Убежище. Дневник в письмах (др.перевод) - Франк Анна. Страница 58
Хватит на сегодня, adieu! [48]
Милая Китти!
Я не забываю свой сон о Петере Схиффе (см. мой дневник за начало января). Когда я вспоминаю его, я и сегодня чувствую, как его щека прикасается к моей, – изумительное ощущение, от которого все становится хорошо. С моим здешним Петером у меня тоже подчас возникало это ощущение, но никогда – с такой силой… вплоть до вчерашнего дня, когда мы, как обычно, сидели на диванчике и обнимались. И тут вдруг обычная Анна исчезла, и ее место заняла другая Анна, совсем не похожая на первую – насмешливую и дерзкую, другая Анна, у которой одно желание – любить и быть кроткой и нежной.
Я сидела прижавшись к нему, меня захлестнуло волнение, слезы навернулись на глаза, одна упала ему на комбинезон, другая побежала вдоль носа и тоже капнула ему на комбинезон. Заметил ли он? Он не выдал этого ни одним движением. Чувствовал ли он то же, что и я? Он почти не произнес ни слова. Знал ли он, что рядом с ним две Анны? Все это вопросы без ответа.
В полдевятого я встала, подошла к окну, там мы всегда прощаемся. Я все еще дрожала, я все еще была другой Анной, он подошел ко мне, я обняла его за шею и поцеловала в щеку и только хотела поцеловать в другую, как наши губы встретились и – куда тут денешься? – прижались друг к другу. Голова у нас кружилась, мы прижимались губами еще и еще, мы хотели, чтобы это никогда не кончалось… Ах!
Петеру так нужна нежность, к тому же он впервые в жизни открыл для себя девочку, впервые увидел, что даже у самых вредных девчонок есть душа и сердце, и стоит им остаться с мальчиком наедине, как они меняются. Впервые в жизни он подарил кому-то свою дружбу и самого себя, до сих пор у него никогда не было ни друга, ни подруги. Теперь мы нашли друг друга, я ведь тоже его не знала, у меня ведь тоже никогда не было близкого друга, и вот во что это вылилось…
И снова вопрос, который не оставляет меня в покое: «Хорошо ли это?» Хорошо ли, что я так быстро уступаю, что я такая пылкая, такая же пылкая и страстная, как и сам Петер? Можно ли мне, девочке, настолько давать себе волю?
А ответ один: «Я так страстно хочу этого, так долго этого ждала, я так одинока и теперь наконец нашла утешение».
Утром мы ведем себя обычно, днем тоже вполне обычно, кроме отдельных случаев, но по вечерам на поверхность вновь всплывает тяга друг к другу, накопленная за целый день, воспоминания о счастье и блаженстве прошлых встреч, и мы думаем только друг о друге. Каждый вечер, после прощального поцелуя, я хочу броситься прочь, не смотреть ему в глаза, прочь, прочь, побыть в темноте, одной!
Но что же я нахожу, когда спускаюсь на четырнадцать ступенек? Яркий свет, расспросы, смех, надо тут же чем-то заняться и вести себя так, чтобы по мне ничего не было заметно.
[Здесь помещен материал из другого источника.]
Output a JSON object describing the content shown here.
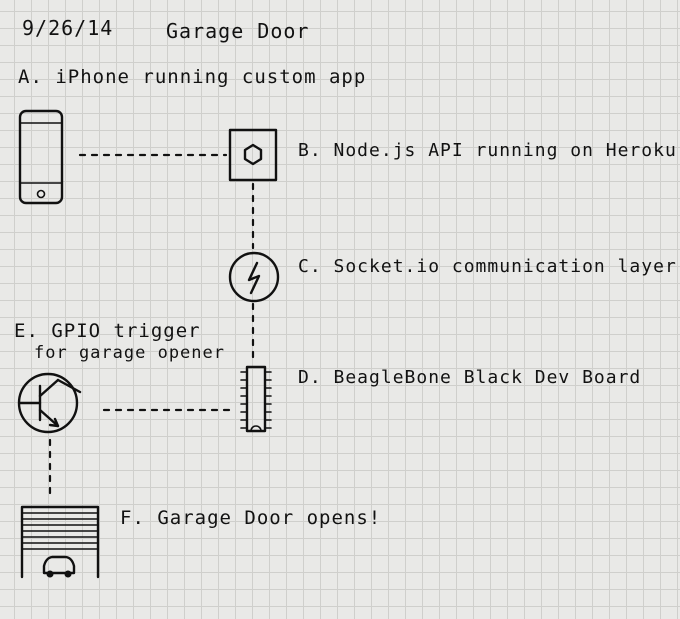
{
  "header": {
    "date": "9/26/14",
    "title": "Garage Door"
  },
  "nodes": {
    "a": {
      "label": "A. iPhone running custom app",
      "icon": "iphone-icon"
    },
    "b": {
      "label": "B. Node.js API running on Heroku",
      "icon": "hexagon-server-icon"
    },
    "c": {
      "label": "C. Socket.io communication layer",
      "icon": "lightning-icon"
    },
    "d": {
      "label": "D. BeagleBone Black Dev Board",
      "icon": "chip-icon"
    },
    "e": {
      "label_line1": "E. GPIO trigger",
      "label_line2": "for garage opener",
      "icon": "transistor-icon"
    },
    "f": {
      "label": "F. Garage Door opens!",
      "icon": "garage-door-icon"
    }
  },
  "colors": {
    "ink": "#111111",
    "paper": "#e9e9e7",
    "grid": "#cfcfcc"
  }
}
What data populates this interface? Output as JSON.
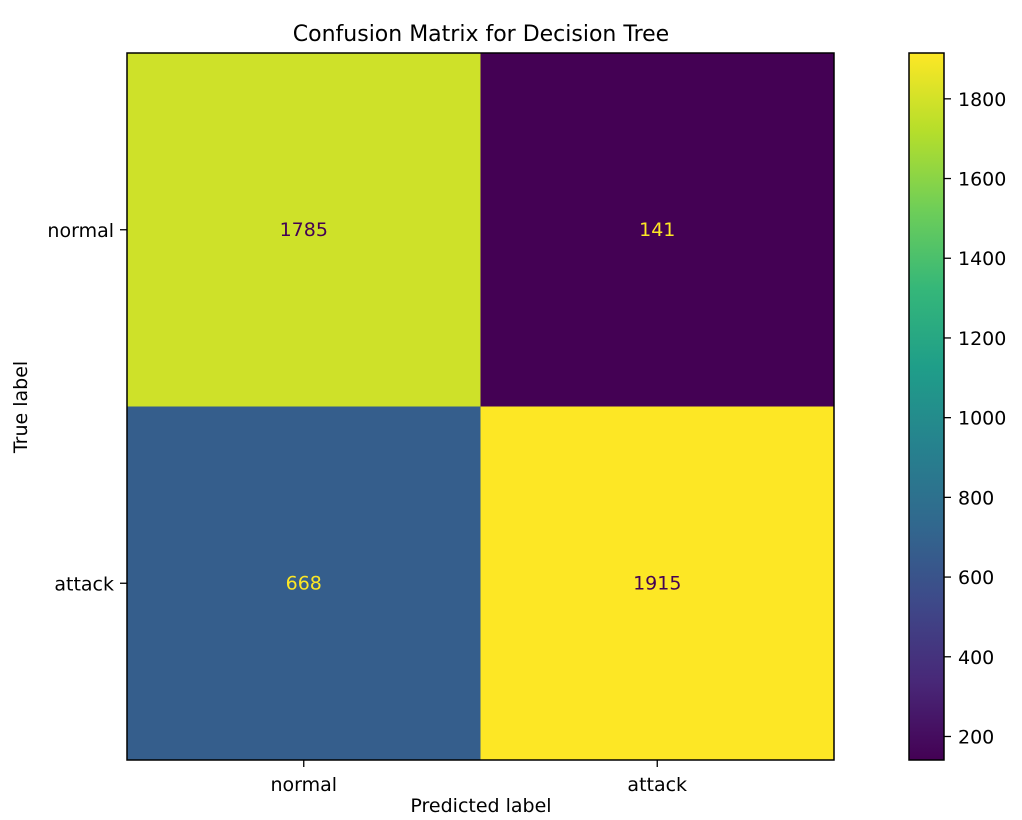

Мое сердце еще слишком растревожено, и я не могу сразу отойти от потрясения вроде того, что я пережила вчера вечером. Кроткая, нежная Анна является слишком редко и потому не поддается, когда я пытаюсь тут же выставить ее за дверь. Петер затронул мое сердце глубже, чем кто-либо другой в моей жизни, если не считать моего сна. Петер захватил меня, вывернул мою душу наизнанку, и разве не каждому на моем месте был бы необходим покой, чтобы прийти в себя? Ах, Петер, что ты сделал со мной? Чего ты хочешь от меня?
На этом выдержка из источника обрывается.